Thanks, lots of good information that I appreciate greatly.
I thought of something else…
If the NPRI owner has not ratified to pool to date (and a significant amount of time has passed) and the well is not on the 35 acres,
then am I responsible for figuring all this out and notify the oil company they should be paying the 1/8 royalty rate not the reduced rate to me (all the way back to when the well started producing)
or should the oil company be the one who is responsible for keeping track of these kind of situations and be paying the full 1/8 royalty rate until the NPRI owner decides to ratify for pooling their NPRI interest?
When or if that ratification happens from that date forward the oil company would pay the reduced royalty rate to me?
Are we suppose to add language to our division order to make sure we get the reduced rate only if the well is in the 35 acres or the NPRI owner has ratified to pool; otherwise we get the 1/8 royalty rate?
I am beginning to think the NPRI owner has not been found or is really disinterested.
In the situation that you outlined, you would not receive any of the NPRI if the lease or Declaration of Pooling is not ratified. Therefore, that situation increases the oil companies Net Revenue Interest.
You might want to read this blog post and the two preceding posts to get a more comprehensive view or pooling in Texas.
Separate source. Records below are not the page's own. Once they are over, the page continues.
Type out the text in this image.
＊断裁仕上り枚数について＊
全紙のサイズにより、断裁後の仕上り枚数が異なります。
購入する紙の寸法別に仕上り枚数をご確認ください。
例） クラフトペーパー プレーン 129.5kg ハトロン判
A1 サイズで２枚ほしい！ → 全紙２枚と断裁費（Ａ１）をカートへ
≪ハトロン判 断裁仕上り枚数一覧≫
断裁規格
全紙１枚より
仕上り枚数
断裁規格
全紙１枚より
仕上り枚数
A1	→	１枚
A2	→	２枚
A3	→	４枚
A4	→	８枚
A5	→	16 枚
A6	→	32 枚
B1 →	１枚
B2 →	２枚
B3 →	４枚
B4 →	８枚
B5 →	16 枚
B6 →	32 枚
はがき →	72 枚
Non-ratified NPRI increases the operator’s NRI? I always thought an NPRI burden was carried by the mineral owner, so their decimal RI will be greater in the absence of a non-drillsite, non-ratified NPRI.
Why would it increase the NRI for the operator, and not the burdened mineral interest owner? Doesn’t make much sense that an operator can steal an NPRI like that at all.
The declaration of pooling is a cross conveyance of interests. The mineral owner has no authority to convey the royalty interest, thus, the NPRI must agree to the pooling in some fashion.
Steal is not the word that I would use. However, some operators NEVER offer the non-drillsite NPRI the opportunity to pool. The fact is, they will even write the Declaration of Pooling Agreement to specifically state that it is not to ever be construed as an offer to pool.
To make it worse, so many of the NPRI owners have no idea that they own some royalty and a well is already drilled and they could share in the revenue of the well. To throw gas on the fire, the NPRI is only allowed to share in production as of the date that the lease or the unit was ratified.